In the order and judgment appealed from, the Supreme Court confirmed the arbitration award. That branch of the cross petition which was for an award of an additional attorney’s fee was denied without comment. The appeal is limited to so much of the order and judgment as denied that branch of the cross petition which was for an award of an additional attorney’s fee.

The general rule is that in proceedings involving arbitration, as in other litigation, an attorney’s fee is not recoverable unless provided for by agreement or statute (see Myron Assoc. v Obstfeld, 224 AD2d 504 [1996]). Pursuant to Insurance Law § 5106 (a), if a valid claim or portion of a claim for no-fault benefits is overdue, “the claimant shall also be entitled to recover his attorney’s reasonable fee, for services necessarily performed in connection with securing payment of the overdue claim, subject to [the] limitations promulgated by the superintendent in regulations.” In a proceeding for judicial review of an award by a master arbitrator, an attorney’s fee shall be fixed by the court adjudicating the matter (see Insurance Department Regulations [11 NYCRR] § 65-4.10 [j] [4]; Matter of Hempstead Gen. Hosp. v National Grange Mut. Ins. Co., 179 AD2d 645 [1992]).

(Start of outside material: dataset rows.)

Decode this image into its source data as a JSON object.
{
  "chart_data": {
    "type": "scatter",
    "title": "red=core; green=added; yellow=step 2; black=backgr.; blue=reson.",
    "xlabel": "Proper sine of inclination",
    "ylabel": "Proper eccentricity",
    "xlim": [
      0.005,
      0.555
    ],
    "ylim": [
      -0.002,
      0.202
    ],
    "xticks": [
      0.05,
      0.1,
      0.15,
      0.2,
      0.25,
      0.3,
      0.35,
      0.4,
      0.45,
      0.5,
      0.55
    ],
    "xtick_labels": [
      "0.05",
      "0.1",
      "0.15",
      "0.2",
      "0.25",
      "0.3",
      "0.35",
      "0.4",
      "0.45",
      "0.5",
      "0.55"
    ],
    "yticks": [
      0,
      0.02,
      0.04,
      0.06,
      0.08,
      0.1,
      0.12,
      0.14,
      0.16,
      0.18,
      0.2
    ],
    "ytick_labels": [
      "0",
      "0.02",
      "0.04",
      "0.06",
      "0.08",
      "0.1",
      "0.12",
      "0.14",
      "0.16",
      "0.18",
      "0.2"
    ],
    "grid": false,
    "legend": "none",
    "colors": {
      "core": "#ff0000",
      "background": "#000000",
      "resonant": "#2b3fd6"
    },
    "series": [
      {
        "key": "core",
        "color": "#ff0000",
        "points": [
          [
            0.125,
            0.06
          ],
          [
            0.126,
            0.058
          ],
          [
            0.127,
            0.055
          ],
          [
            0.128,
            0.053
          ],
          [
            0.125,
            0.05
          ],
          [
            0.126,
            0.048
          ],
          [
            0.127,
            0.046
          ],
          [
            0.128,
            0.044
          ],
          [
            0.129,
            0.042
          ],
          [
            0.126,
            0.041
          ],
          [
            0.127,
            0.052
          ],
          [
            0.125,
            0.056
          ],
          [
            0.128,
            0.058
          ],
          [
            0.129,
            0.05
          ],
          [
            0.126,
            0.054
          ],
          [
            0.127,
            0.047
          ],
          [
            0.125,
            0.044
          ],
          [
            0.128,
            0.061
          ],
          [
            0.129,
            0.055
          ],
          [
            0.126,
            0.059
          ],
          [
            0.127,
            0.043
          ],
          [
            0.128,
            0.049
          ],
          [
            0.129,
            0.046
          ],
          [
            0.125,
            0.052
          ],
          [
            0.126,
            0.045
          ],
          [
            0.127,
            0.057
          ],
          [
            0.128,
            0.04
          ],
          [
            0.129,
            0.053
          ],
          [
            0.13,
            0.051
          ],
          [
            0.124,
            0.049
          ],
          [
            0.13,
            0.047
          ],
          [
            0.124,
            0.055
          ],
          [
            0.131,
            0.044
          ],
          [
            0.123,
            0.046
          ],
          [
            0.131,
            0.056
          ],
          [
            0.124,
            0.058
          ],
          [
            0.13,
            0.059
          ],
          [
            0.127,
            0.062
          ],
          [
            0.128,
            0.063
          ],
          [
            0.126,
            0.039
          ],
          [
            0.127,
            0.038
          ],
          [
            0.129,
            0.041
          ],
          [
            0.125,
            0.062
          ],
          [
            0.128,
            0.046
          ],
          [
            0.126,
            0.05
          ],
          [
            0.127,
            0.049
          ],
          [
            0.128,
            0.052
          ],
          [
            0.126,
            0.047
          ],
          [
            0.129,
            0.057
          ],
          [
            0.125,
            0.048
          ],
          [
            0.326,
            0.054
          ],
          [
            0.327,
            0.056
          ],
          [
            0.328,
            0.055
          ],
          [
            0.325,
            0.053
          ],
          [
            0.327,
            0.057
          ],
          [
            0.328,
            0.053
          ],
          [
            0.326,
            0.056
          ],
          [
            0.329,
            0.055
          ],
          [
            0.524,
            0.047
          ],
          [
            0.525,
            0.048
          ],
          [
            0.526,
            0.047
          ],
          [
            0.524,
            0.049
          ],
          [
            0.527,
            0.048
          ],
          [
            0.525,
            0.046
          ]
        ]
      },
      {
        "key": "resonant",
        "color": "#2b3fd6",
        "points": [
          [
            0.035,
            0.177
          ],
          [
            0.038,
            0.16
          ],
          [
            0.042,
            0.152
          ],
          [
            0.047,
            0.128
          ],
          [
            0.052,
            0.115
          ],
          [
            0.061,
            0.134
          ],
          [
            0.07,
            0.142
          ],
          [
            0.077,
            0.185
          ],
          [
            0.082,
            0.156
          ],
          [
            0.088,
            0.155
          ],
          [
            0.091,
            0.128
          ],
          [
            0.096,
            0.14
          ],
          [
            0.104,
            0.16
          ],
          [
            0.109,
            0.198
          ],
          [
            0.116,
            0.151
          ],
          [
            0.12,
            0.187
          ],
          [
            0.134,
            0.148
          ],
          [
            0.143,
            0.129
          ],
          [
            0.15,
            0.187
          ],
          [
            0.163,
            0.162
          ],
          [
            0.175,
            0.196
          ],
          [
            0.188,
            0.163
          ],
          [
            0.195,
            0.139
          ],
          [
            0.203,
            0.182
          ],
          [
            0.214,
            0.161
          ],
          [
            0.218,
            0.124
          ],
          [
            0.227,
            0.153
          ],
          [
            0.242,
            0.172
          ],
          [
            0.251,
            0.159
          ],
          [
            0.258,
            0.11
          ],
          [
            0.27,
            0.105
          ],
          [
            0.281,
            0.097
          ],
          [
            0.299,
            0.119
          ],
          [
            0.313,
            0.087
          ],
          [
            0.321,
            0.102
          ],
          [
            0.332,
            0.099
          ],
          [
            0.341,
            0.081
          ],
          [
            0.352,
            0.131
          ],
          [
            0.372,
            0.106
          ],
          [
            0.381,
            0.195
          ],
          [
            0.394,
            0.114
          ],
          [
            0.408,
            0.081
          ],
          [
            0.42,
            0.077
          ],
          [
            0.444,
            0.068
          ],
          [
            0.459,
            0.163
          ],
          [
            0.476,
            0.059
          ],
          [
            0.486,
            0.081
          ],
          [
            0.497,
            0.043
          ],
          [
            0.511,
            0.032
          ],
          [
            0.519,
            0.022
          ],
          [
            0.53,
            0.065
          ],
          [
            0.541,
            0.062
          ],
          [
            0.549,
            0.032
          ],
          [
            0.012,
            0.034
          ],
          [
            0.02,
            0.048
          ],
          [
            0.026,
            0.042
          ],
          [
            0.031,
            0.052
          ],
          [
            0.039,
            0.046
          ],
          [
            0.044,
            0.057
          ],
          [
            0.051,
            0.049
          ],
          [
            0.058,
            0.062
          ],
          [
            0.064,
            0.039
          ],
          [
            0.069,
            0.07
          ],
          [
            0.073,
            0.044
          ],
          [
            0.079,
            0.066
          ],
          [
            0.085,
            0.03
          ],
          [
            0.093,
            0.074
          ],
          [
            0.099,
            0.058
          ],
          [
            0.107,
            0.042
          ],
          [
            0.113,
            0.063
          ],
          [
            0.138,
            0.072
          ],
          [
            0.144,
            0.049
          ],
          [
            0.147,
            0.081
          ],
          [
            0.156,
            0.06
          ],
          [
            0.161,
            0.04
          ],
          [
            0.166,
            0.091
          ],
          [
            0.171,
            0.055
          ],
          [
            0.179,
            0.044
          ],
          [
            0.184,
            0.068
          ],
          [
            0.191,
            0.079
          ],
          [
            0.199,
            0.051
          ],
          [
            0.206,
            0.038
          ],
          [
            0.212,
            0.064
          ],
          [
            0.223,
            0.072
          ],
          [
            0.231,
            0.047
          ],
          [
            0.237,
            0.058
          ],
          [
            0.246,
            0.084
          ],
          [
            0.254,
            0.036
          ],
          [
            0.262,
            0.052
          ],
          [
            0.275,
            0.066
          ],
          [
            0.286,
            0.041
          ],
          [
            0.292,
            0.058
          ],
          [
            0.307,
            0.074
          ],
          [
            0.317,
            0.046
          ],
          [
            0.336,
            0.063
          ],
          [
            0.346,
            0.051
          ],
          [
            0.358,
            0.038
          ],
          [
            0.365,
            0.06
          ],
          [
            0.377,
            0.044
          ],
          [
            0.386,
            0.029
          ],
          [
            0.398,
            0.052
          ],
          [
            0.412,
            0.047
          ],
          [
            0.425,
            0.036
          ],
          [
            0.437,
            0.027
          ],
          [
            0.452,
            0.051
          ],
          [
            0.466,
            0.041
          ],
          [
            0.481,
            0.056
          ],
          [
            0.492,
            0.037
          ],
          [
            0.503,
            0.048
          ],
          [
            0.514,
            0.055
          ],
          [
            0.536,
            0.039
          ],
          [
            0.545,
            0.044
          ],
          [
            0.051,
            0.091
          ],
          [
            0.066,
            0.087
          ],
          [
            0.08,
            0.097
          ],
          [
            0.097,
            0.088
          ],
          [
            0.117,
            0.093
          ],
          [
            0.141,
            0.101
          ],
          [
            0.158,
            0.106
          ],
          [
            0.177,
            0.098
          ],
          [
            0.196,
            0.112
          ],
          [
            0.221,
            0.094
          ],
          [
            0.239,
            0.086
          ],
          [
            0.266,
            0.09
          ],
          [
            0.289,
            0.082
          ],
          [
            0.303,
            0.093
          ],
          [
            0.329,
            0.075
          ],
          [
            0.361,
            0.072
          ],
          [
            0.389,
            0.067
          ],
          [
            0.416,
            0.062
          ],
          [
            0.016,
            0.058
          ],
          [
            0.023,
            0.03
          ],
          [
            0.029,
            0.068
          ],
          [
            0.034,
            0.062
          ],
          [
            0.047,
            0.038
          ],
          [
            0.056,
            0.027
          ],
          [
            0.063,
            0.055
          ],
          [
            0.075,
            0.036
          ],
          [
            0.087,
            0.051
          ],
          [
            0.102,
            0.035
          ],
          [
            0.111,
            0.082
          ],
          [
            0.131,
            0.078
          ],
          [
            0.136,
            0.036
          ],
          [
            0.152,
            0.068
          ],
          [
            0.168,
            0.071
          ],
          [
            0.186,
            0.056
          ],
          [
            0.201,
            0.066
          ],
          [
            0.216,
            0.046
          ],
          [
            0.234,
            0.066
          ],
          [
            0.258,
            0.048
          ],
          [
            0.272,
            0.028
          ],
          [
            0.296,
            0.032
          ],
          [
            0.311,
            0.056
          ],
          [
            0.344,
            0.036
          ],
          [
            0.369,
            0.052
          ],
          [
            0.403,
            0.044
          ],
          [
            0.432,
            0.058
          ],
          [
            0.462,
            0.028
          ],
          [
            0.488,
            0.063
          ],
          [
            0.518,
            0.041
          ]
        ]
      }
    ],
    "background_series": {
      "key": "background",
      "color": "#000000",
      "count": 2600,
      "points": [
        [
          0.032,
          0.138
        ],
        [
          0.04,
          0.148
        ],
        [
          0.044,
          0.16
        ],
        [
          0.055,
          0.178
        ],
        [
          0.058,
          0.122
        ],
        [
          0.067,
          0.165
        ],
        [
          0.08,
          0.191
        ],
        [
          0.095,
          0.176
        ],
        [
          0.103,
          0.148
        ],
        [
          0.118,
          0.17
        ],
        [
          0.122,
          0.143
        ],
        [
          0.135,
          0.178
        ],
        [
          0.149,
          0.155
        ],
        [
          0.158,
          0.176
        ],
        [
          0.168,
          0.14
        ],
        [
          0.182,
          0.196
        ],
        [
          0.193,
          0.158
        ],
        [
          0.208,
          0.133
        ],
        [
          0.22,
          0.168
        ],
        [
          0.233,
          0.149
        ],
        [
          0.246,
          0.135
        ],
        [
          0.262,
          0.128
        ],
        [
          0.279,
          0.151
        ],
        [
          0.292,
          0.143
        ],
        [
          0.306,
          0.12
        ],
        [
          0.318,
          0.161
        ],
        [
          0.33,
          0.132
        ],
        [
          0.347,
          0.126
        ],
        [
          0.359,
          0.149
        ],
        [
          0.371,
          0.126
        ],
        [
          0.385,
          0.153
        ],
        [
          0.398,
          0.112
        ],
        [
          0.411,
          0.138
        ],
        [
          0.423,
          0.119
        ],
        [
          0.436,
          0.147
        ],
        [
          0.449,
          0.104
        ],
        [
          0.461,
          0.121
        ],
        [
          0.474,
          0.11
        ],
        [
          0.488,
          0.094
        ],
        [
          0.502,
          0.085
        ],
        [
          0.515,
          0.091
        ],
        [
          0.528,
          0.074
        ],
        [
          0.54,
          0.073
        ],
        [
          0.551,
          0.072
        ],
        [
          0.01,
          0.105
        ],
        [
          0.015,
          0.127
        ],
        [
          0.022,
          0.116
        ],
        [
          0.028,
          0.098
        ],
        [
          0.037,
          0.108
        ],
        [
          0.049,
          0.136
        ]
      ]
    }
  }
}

The limitations of an attorney’s fee recoverable in an appeal from a master arbitration award are set forth in Insurance Department Regulations (11 NYCRR) § 65-4.10 (j). Insurance Department Regulations (11 NYCRR) § 65-4.10 (j) (5) states: “No attorney shall demand, request or receive from the insurer any payment or fee in excess of the fees permitted by this subdivision for services rendered with respect to a no-fault master arbitration dispute.”

The maximum attorney’s fee for a master arbitration dispute is $65 per hour, up to a maximum fee of $650, plus an additional fee of $80 per hour for oral argument, if oral argument is requested (see Insurance Department Regulations [11 NYCRR] § 65-4.10 [j] [2] [i], [ii]). Additional fees may be awarded “if the master arbitrator determines that the issues in dispute were of such a novel or unique nature as to require extraordinary skills or services” (Insurance Department Regulations [11 NYCRR] § 65-4.10 [j] [3]).

In this case, the appellant did not ask for an attorney’s fee for oral argument, and there was no finding that the issues involved were novel or unique. Accordingly, the appellant was entitled to an award of an additional attorney’s fee in the sum of $650. Leventhal, J.P., Hall, Hinds-Radix and LaSalle, JJ., concur.